Hadjer Lamis, Chad - Tracing guide (villages and buildings)
Posted by IvanGayton on 14 May 2016 in English.Overall goals
The Hadjer Lamis area is very poor, and there is an unusual burden of disease and malnutrition amongst the population which contributes to high mortality in children under five years old. In order to better understand, assess, and respond to this, we need to know more about the population.
We are mapping villages and taking their names on the ground, but identifying all of the inhabited areas and counting the structures is much more efficient from aerial photos.
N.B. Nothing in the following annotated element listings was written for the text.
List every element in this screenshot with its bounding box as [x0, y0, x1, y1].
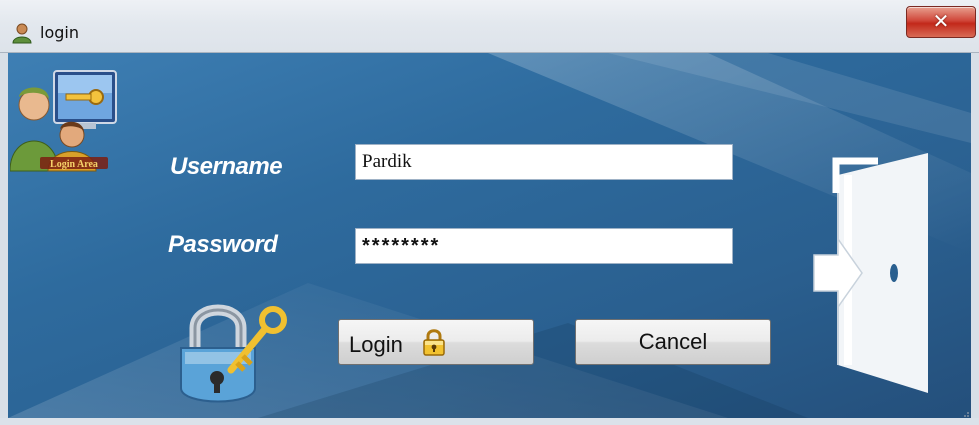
- window-title: login: [40, 23, 79, 42]
- close-icon: ✕: [932, 9, 950, 33]
- login-area-icon: Login Area: [10, 70, 117, 172]
- padlock-key-icon: [180, 304, 287, 403]
- title-bar[interactable]: login ✕: [0, 0, 979, 53]
- login-window: login ✕ Login Area Username Password Par…: [0, 0, 979, 425]
- login-button-label: Login: [349, 332, 403, 357]
- password-input[interactable]: [356, 229, 732, 263]
- cancel-button[interactable]: Cancel: [575, 319, 771, 365]
- login-panel: Login Area Username Password Login: [8, 53, 971, 418]
- username-label: Username: [170, 153, 283, 180]
- user-icon: [12, 23, 32, 44]
- window-border-bottom: [0, 418, 979, 425]
- resize-grip-icon[interactable]: [960, 408, 970, 418]
- username-input[interactable]: [356, 145, 732, 179]
- username-field[interactable]: [355, 144, 733, 180]
- lock-icon: [423, 329, 445, 356]
- exit-door-icon: [813, 153, 928, 393]
- cancel-button-label: Cancel: [638, 329, 708, 354]
- password-label: Password: [168, 231, 278, 258]
- window-border-left: [0, 53, 8, 418]
- close-button[interactable]: ✕: [906, 6, 976, 38]
- login-area-caption: Login Area: [50, 159, 98, 170]
- window-border-right: [971, 53, 979, 418]
- login-button[interactable]: Login: [338, 319, 534, 365]
- password-field[interactable]: [355, 228, 733, 264]
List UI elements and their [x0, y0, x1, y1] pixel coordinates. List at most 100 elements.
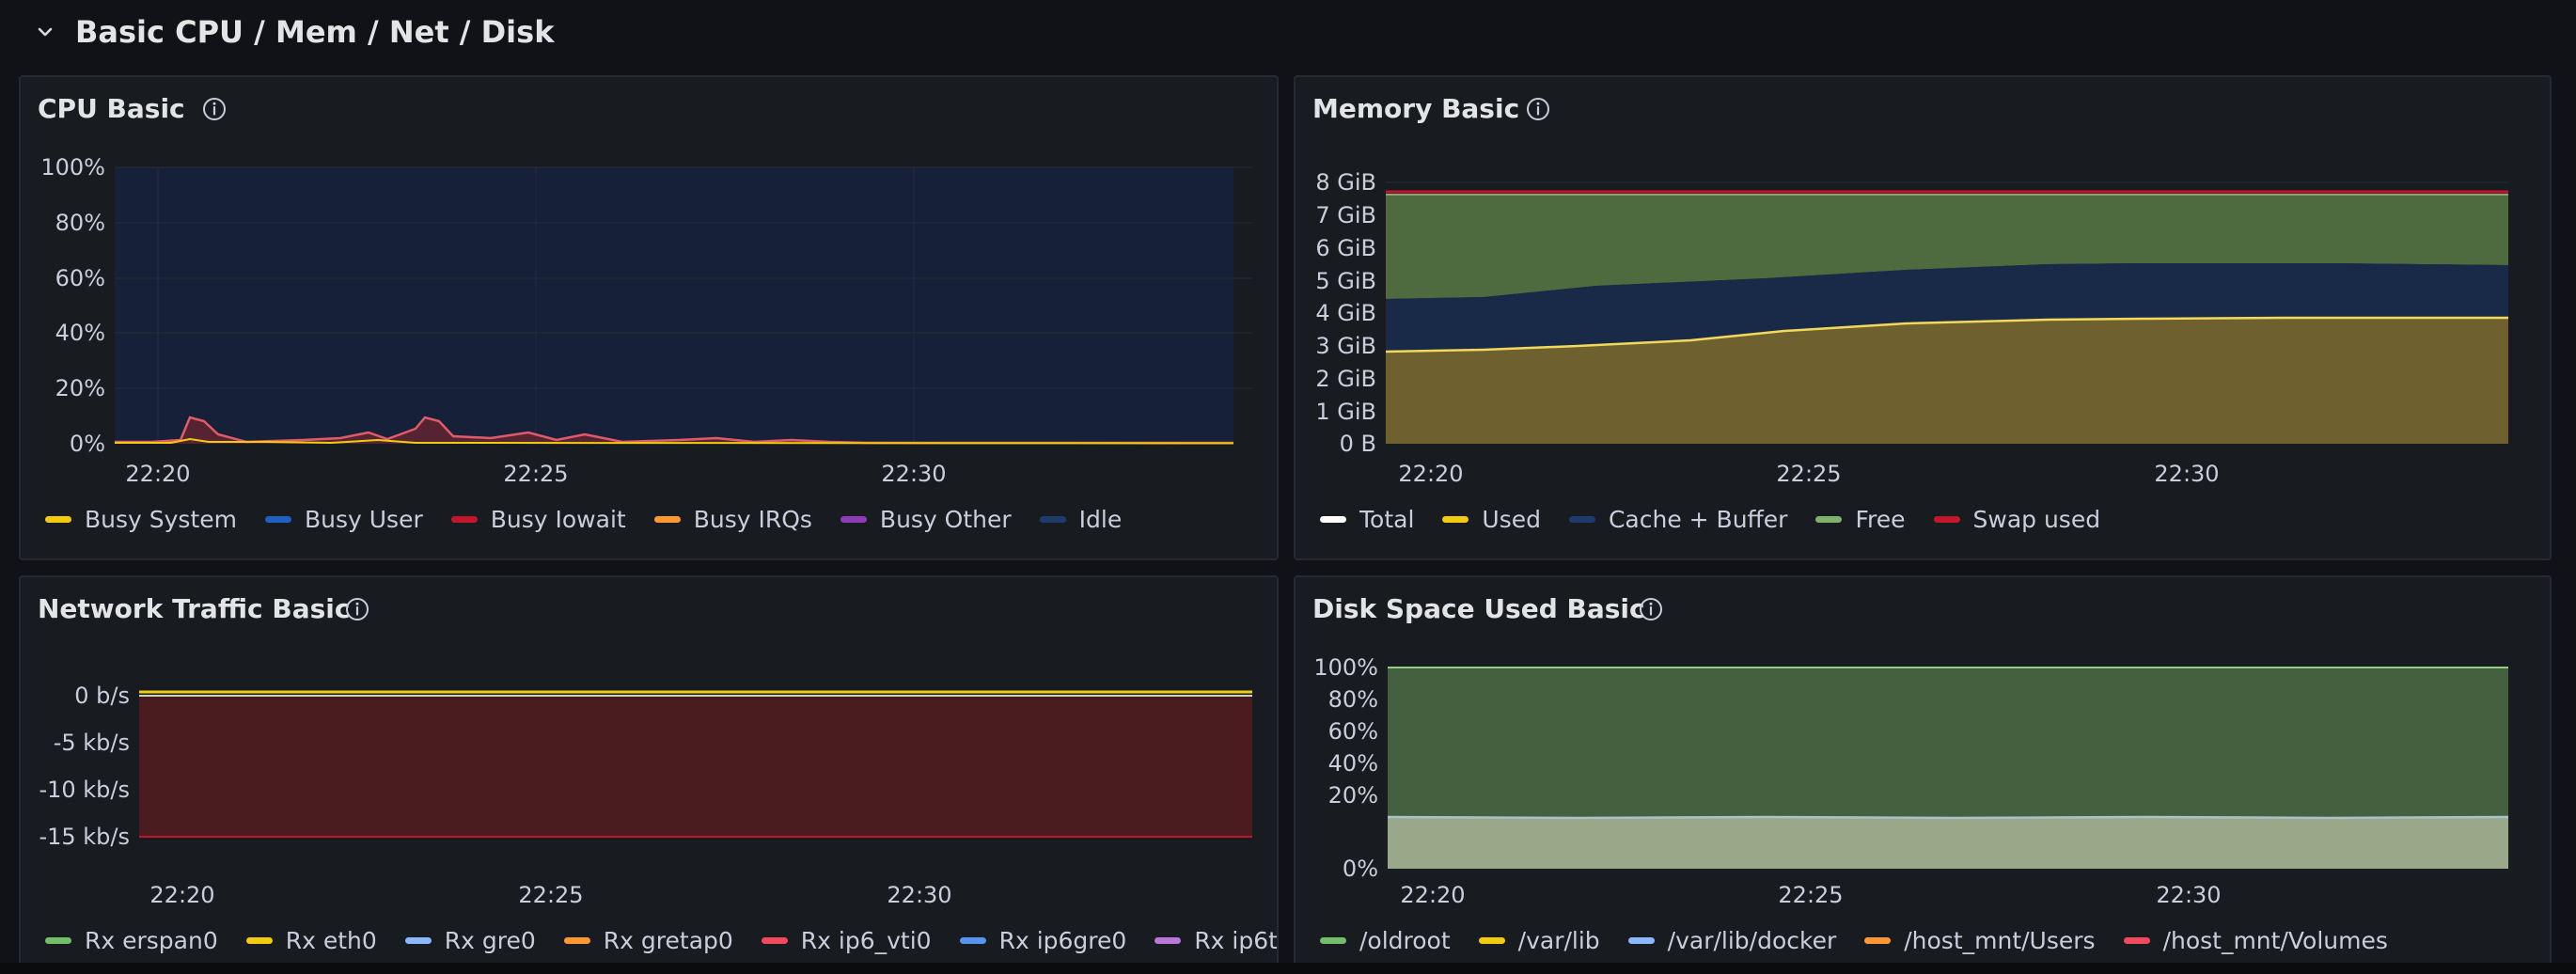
legend-label: Rx ip6_vti0	[800, 927, 932, 954]
disk-oldroot-area	[1388, 668, 2508, 837]
x-tick: 22:25	[1776, 461, 1841, 487]
legend-item[interactable]: Busy IRQs	[653, 506, 812, 533]
y-tick: 40%	[55, 320, 105, 346]
x-tick: 22:30	[2154, 461, 2219, 487]
y-tick: 60%	[55, 265, 105, 291]
legend-item[interactable]: Busy System	[45, 506, 237, 533]
legend-label: /host_mnt/Users	[1904, 927, 2096, 954]
legend-item[interactable]: Swap used	[1933, 506, 2101, 533]
legend-label: Busy Iowait	[490, 506, 626, 533]
y-tick: 4 GiB	[1315, 300, 1376, 326]
legend-swatch	[1864, 937, 1892, 944]
legend-label: /host_mnt/Volumes	[2162, 927, 2388, 954]
legend-label: /oldroot	[1359, 927, 1451, 954]
legend-label: Busy System	[85, 506, 237, 533]
legend-item[interactable]: Total	[1320, 506, 1414, 533]
disk-space-used-basic-panel[interactable]: Disk Space Used Basic 100% 80% 60% 40% 2…	[1294, 575, 2552, 974]
legend-swatch	[1478, 937, 1505, 944]
legend-swatch	[761, 937, 788, 944]
legend-label: Cache + Buffer	[1608, 506, 1788, 533]
legend-swatch	[840, 516, 867, 523]
y-tick: 2 GiB	[1315, 366, 1376, 392]
legend-swatch	[450, 516, 478, 523]
network-chart[interactable]: 0 b/s -5 kb/s -10 kb/s -15 kb/s 22:20 22…	[21, 577, 1279, 972]
legend-label: Rx gre0	[444, 927, 536, 954]
legend-item[interactable]: /var/lib	[1478, 927, 1600, 954]
legend-label: Idle	[1078, 506, 1123, 533]
legend-swatch	[1627, 937, 1655, 944]
x-tick: 22:30	[881, 461, 946, 487]
y-tick: -5 kb/s	[54, 730, 130, 756]
y-tick: 80%	[1328, 686, 1378, 713]
legend-item[interactable]: /oldroot	[1320, 927, 1451, 954]
y-tick: 7 GiB	[1315, 202, 1376, 228]
legend-swatch	[45, 937, 71, 944]
legend-item[interactable]: Rx gretap0	[563, 927, 733, 954]
y-tick: 20%	[1328, 782, 1378, 809]
y-tick: 100%	[40, 154, 105, 181]
legend-item[interactable]: Rx erspan0	[45, 927, 218, 954]
x-tick: 22:25	[1778, 882, 1843, 908]
legend-label: /var/lib/docker	[1667, 927, 1837, 954]
legend-item[interactable]: Used	[1442, 506, 1541, 533]
cpu-legend: Busy System Busy User Busy Iowait Busy IRQs…	[45, 506, 1150, 533]
row-header[interactable]: Basic CPU / Mem / Net / Disk	[0, 0, 2576, 66]
legend-item[interactable]: /host_mnt/Volumes	[2123, 927, 2388, 954]
legend-item[interactable]: Rx ip6gre0	[959, 927, 1126, 954]
network-rx-area	[139, 696, 1252, 837]
legend-item[interactable]: Cache + Buffer	[1568, 506, 1788, 533]
chevron-down-icon[interactable]	[34, 21, 56, 43]
legend-item[interactable]: /host_mnt/Users	[1864, 927, 2096, 954]
x-tick: 22:30	[2156, 882, 2221, 908]
cpu-basic-panel[interactable]: CPU Basic 100% 80% 60% 40% 20% 0% 22:20 …	[19, 75, 1279, 560]
bottom-bar	[0, 963, 2576, 974]
y-tick: -15 kb/s	[39, 824, 130, 850]
legend-swatch	[959, 937, 986, 944]
legend-item[interactable]: Busy Other	[840, 506, 1012, 533]
legend-item[interactable]: Busy Iowait	[450, 506, 626, 533]
legend-item[interactable]: Rx ip6_vti0	[761, 927, 932, 954]
x-tick: 22:25	[503, 461, 568, 487]
legend-item[interactable]: Idle	[1039, 506, 1123, 533]
legend-label: Rx erspan0	[85, 927, 218, 954]
x-tick: 22:25	[518, 882, 583, 908]
legend-swatch	[1442, 516, 1469, 523]
memory-chart[interactable]: 8 GiB 7 GiB 6 GiB 5 GiB 4 GiB 3 GiB 2 Gi…	[1296, 77, 2552, 500]
legend-swatch	[2123, 937, 2150, 944]
legend-swatch	[563, 937, 590, 944]
y-tick: 1 GiB	[1315, 399, 1376, 425]
disk-docker-area	[1388, 817, 2508, 869]
disk-chart[interactable]: 100% 80% 60% 40% 20% 0% 22:20 22:25 22:3…	[1296, 577, 2552, 972]
legend-swatch	[245, 937, 273, 944]
legend-swatch	[1933, 516, 1960, 523]
y-tick: 0%	[1343, 856, 1378, 882]
cpu-chart[interactable]: 100% 80% 60% 40% 20% 0% 22:20 22:25 22:3…	[21, 77, 1279, 500]
network-traffic-basic-panel[interactable]: Network Traffic Basic 0 b/s -5 kb/s -10 …	[19, 575, 1279, 974]
y-tick: 20%	[55, 375, 105, 401]
legend-label: Rx gretap0	[603, 927, 733, 954]
legend-swatch	[404, 937, 432, 944]
y-tick: 40%	[1328, 750, 1378, 777]
row-title: Basic CPU / Mem / Net / Disk	[75, 14, 555, 50]
legend-label: Swap used	[1972, 506, 2101, 533]
memory-legend: Total Used Cache + Buffer Free Swap used	[1320, 506, 2128, 533]
legend-item[interactable]: Rx ip6tnl0	[1154, 927, 1278, 954]
legend-item[interactable]: /var/lib/docker	[1627, 927, 1837, 954]
legend-swatch	[1568, 516, 1595, 523]
y-tick: 0%	[70, 431, 105, 457]
legend-item[interactable]: Rx gre0	[404, 927, 536, 954]
disk-legend: /oldroot/var/lib/var/lib/docker/host_mnt…	[1320, 927, 2416, 954]
y-tick: 80%	[55, 210, 105, 236]
legend-label: Free	[1855, 506, 1906, 533]
legend-swatch	[45, 516, 71, 523]
legend-item[interactable]: Rx eth0	[245, 927, 377, 954]
legend-label: Rx ip6tnl0	[1194, 927, 1278, 954]
legend-item[interactable]: Busy User	[265, 506, 423, 533]
x-tick: 22:20	[125, 461, 190, 487]
legend-swatch	[265, 516, 291, 523]
memory-basic-panel[interactable]: Memory Basic 8 GiB 7 GiB 6 GiB 5 GiB 4 G…	[1294, 75, 2552, 560]
x-tick: 22:30	[887, 882, 951, 908]
legend-item[interactable]: Free	[1815, 506, 1906, 533]
legend-label: /var/lib	[1517, 927, 1600, 954]
y-tick: 3 GiB	[1315, 333, 1376, 359]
Knowing where all of the villages are scattered through the savanna helps us to map them, and counting the buildings within each village gives us a quick and fairly accurate method to estimate population (important to understand the spread of disease and identify areas of highest need). Perhaps surprisingly, structure counts are often more accurate than asking how many people live in the villages.
The tasks at hand are:
-
Find all of the villages in the area, and draw an area around them, tagging each as Land use, Residential.
-
Map the structures in each village. This is done by tracing all buildings as polygons and tagging them as Building Features=Building (in iD editor) or building=yes (in JOSM) , or by simply counting them and adding a tag Structures with the appropriate number.
Village structure
Settlements in this part of the world are generally organised into extended family compounds, each containing a number of small shelters and often a few crops. You can see the outlines of the compounds as dark lines dividing the village in to smaller sections. The villages are generally more or less circular.